Lecture 19: Intro To Color Science (63)
jsun28

I think watercolor illusion is really interesting as it provides fluidity and texture to color on a 2D surface. From playing with watercolors as a child, I know that the different absorbent qualities of papers and pigments of the watercolors create different watercolor illusions. But from looking at this image, I don't understand how the yellow appears from the bright blue in the watercolor illusion as they are both primary colors. This makes me question how different mediums and colors can be used to create the illusions of depth and texture using watercolors.

llejj

Do our displays use this illusion, since each pixel uses RGB lights?

sebzhao

An interesting explanation of this phenomenon is that in the feature processing stage of our brain perceiving an image, the area between the lines produces interactions between the lines that cause the color on the border to spread.

Boomaa23

@llejj I did some reading into the Wikipedia page on this subject and found out one of the constraints is that there is always some lighter color (i.e. a white or similar) which the darker color tints (to our eyes). In a display you have red, green, and blue individual LEDs which merge together when viewed far enough away.
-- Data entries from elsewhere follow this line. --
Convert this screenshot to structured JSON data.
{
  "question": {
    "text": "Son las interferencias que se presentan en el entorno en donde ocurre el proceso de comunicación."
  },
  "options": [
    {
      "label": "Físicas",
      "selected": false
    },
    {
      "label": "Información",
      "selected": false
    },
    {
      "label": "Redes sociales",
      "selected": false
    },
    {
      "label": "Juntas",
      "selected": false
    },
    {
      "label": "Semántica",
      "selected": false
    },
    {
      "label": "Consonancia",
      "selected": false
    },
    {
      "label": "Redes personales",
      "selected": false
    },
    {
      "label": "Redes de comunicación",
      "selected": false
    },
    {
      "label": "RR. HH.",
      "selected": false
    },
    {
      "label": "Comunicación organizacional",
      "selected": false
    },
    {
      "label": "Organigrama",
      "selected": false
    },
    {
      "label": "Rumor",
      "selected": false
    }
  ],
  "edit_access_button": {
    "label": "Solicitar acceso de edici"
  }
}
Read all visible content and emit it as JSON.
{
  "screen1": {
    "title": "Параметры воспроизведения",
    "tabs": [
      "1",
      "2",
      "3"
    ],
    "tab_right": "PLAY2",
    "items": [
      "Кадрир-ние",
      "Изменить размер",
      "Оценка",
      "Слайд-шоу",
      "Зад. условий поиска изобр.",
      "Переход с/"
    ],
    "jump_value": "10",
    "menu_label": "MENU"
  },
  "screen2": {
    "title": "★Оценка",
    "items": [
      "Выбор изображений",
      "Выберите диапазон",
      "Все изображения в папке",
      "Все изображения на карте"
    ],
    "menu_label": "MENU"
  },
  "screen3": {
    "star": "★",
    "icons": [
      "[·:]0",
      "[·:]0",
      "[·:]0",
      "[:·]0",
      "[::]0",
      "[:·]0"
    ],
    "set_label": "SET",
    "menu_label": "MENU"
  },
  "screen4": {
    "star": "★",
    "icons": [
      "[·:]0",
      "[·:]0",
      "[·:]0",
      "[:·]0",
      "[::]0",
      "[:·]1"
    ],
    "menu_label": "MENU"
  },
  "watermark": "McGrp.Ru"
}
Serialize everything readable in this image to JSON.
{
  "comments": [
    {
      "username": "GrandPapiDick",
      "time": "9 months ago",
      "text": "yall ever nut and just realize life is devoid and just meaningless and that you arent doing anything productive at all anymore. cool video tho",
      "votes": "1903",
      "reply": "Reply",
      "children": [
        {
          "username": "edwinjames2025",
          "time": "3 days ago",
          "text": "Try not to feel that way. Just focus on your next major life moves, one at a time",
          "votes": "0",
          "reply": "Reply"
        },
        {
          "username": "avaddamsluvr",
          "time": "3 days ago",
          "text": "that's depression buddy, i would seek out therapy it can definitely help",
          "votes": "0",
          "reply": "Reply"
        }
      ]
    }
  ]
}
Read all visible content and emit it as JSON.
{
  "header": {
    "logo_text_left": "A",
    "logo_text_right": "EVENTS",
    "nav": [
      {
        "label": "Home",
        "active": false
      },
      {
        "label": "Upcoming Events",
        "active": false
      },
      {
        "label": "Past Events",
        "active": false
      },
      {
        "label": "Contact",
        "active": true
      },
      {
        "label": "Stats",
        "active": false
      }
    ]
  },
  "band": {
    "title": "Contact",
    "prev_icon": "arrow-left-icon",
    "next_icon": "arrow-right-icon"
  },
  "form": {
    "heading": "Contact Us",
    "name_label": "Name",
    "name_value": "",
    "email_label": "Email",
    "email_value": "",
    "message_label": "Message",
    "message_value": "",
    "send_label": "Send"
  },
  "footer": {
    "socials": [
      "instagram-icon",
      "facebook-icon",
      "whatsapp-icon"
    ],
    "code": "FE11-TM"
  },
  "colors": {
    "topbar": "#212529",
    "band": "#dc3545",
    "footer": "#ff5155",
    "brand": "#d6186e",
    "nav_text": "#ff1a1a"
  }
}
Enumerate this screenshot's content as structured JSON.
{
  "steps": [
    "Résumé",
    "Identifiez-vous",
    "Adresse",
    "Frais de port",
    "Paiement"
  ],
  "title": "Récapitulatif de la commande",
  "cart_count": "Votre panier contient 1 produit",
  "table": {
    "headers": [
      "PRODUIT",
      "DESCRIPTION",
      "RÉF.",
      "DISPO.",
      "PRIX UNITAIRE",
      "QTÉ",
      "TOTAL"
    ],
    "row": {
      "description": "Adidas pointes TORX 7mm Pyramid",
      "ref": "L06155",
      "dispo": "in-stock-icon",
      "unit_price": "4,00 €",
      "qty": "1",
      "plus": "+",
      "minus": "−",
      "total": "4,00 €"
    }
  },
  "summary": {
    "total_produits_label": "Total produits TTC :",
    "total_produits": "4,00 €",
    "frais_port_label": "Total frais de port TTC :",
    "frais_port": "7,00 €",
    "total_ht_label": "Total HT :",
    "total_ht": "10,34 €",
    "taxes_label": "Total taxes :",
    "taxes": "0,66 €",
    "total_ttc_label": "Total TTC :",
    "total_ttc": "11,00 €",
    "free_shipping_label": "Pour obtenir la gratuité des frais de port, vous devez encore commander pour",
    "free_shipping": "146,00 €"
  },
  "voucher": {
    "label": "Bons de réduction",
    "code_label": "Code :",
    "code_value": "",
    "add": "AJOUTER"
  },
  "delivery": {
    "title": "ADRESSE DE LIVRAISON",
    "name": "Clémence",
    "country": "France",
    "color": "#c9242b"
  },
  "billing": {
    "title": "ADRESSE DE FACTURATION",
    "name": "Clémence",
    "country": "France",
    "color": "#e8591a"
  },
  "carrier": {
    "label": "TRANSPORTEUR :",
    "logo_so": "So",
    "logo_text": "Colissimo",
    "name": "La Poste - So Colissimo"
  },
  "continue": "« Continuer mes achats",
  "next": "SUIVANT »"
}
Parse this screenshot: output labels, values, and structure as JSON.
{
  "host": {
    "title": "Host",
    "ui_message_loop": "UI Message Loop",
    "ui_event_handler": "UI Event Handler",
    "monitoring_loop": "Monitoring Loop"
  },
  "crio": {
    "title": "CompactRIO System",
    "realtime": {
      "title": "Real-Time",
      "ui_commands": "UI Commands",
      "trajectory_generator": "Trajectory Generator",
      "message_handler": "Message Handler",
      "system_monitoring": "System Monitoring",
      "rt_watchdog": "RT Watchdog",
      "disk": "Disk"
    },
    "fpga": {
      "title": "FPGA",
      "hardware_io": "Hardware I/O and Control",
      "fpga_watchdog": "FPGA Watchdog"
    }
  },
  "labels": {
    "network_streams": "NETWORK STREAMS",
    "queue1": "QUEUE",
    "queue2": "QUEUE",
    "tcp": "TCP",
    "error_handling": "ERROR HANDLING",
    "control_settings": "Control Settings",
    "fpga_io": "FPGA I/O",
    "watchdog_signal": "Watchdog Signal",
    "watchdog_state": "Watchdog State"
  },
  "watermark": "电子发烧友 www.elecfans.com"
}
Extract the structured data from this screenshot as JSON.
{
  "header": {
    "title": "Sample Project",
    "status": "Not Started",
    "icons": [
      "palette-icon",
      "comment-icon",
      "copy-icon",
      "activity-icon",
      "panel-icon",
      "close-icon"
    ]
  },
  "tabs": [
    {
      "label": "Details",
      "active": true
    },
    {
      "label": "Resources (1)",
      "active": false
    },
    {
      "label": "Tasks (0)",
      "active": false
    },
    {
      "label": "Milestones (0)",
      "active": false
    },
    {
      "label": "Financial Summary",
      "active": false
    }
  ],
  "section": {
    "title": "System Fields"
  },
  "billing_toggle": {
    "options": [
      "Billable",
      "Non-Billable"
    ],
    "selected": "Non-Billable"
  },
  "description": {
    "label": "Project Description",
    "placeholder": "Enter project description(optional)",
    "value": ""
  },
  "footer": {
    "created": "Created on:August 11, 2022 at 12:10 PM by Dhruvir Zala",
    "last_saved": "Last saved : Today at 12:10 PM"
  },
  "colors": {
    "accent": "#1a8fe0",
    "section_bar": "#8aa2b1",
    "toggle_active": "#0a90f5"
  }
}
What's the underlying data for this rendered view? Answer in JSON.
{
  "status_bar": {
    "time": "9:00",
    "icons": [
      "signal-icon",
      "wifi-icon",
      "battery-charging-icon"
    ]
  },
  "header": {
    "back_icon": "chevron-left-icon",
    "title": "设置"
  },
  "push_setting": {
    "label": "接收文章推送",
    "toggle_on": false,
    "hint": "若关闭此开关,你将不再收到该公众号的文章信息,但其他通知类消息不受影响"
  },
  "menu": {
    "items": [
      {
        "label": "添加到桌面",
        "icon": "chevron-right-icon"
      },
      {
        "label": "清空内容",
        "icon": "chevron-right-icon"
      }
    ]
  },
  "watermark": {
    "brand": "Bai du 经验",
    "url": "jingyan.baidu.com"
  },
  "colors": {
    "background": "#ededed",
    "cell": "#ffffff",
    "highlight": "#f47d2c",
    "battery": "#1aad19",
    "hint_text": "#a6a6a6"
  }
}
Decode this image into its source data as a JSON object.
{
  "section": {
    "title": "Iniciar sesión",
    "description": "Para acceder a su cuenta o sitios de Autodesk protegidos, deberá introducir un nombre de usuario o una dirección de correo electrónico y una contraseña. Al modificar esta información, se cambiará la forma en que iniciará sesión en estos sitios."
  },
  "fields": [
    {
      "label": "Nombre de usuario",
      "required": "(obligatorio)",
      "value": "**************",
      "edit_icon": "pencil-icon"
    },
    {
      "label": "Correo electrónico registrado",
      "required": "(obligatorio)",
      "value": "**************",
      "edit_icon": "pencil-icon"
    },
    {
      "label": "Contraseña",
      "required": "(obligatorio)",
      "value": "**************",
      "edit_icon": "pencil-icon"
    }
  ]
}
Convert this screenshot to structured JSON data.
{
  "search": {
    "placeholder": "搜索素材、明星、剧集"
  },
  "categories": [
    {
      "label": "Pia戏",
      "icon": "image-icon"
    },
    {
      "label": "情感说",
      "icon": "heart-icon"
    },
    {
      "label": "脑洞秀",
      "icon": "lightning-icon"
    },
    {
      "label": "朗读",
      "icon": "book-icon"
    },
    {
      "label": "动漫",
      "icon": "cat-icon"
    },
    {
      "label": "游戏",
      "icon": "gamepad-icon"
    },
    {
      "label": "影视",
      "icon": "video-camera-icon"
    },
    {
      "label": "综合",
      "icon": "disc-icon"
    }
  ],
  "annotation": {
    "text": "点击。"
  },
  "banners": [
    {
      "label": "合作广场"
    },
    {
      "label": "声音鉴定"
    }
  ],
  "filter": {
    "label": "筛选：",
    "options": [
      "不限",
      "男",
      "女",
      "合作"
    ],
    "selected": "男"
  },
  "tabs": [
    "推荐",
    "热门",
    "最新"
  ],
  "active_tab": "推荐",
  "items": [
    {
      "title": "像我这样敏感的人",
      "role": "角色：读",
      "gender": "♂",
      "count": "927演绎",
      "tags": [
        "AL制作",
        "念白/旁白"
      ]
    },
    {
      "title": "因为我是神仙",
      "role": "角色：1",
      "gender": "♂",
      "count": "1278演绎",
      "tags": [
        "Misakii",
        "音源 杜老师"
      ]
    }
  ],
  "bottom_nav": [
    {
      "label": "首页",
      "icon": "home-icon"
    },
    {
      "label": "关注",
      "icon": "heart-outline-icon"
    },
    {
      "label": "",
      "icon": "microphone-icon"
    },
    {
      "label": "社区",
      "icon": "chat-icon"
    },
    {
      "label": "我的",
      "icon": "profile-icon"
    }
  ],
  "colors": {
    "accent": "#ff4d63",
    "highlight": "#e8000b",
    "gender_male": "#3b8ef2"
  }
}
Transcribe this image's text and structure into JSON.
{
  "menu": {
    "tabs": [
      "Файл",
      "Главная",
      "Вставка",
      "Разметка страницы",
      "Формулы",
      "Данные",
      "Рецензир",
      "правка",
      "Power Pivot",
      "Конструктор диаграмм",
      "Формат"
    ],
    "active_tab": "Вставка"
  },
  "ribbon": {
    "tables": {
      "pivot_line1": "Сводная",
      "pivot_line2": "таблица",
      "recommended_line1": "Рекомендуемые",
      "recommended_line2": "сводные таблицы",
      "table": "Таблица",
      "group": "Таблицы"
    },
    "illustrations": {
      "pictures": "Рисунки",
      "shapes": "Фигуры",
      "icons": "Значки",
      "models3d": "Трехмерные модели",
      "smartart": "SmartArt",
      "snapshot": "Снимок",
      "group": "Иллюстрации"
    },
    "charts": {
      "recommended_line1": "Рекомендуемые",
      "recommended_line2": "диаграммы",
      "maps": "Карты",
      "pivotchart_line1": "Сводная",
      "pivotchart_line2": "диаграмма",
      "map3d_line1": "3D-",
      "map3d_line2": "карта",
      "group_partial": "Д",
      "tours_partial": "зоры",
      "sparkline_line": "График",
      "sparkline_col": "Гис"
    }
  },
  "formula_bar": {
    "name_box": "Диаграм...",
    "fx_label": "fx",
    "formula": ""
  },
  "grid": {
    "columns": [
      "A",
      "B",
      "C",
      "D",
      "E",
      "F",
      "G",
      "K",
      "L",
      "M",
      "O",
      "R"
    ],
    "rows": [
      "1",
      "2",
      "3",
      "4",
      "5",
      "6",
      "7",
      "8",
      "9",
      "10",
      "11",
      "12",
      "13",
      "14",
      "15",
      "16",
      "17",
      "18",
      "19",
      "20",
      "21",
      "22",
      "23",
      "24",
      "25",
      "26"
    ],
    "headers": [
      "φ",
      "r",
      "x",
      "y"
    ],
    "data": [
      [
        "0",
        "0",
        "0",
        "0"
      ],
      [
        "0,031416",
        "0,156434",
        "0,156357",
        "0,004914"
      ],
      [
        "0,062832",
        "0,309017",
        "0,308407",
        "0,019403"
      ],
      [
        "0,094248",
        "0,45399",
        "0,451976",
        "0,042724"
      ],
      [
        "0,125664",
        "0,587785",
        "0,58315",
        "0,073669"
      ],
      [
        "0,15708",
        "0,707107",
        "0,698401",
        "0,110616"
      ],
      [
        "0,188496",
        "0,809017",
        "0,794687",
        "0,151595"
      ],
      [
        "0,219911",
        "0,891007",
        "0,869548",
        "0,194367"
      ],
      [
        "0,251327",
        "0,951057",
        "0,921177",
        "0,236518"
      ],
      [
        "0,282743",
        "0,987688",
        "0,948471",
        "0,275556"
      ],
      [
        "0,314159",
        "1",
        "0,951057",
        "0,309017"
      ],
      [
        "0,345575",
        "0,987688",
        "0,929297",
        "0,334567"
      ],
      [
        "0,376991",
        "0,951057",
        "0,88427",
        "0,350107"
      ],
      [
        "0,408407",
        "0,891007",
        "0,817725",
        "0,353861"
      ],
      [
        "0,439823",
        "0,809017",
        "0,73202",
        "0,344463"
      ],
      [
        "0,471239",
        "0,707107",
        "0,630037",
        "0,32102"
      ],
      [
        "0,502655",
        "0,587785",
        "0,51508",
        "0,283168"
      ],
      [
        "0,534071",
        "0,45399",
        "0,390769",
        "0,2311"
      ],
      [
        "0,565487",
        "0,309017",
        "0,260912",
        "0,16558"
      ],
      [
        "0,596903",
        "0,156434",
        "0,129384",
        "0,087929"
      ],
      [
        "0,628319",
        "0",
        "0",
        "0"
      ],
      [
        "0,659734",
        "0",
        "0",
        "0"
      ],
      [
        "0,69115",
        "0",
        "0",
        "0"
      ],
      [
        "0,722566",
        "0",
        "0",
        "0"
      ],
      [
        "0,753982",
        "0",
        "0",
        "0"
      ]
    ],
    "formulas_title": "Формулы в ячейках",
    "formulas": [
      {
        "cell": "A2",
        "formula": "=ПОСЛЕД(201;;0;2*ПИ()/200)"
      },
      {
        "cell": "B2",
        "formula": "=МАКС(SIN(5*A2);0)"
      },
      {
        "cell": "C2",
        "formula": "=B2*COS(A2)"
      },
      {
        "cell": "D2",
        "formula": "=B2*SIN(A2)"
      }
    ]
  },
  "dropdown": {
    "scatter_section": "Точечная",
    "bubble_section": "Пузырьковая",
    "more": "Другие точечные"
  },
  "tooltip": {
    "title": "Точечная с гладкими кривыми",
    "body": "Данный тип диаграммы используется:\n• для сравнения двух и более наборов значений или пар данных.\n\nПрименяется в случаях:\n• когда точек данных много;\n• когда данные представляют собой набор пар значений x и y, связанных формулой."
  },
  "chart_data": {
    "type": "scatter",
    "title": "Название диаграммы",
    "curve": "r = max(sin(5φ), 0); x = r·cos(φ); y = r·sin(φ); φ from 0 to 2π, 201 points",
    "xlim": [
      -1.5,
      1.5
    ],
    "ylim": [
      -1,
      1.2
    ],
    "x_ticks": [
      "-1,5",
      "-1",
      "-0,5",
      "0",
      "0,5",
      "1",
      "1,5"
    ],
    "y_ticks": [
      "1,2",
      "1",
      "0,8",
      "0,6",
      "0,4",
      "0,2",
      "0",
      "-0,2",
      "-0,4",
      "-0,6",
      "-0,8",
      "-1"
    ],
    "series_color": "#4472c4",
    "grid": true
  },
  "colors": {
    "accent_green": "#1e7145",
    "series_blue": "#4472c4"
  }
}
They don't have this required lighter color, and instead produce (something close to) the desired color directly.

el-refai

I think a reasonable explanation for this illusion is that since the yellow is already pretty close in color to the white background since both the yellow and white are in our field of view at all times our brain is infilling the white with this yellow. Also if I block off the other side with yellow my brain doesn't seem to fill in the area with yellow. It requires both sides to have the same color.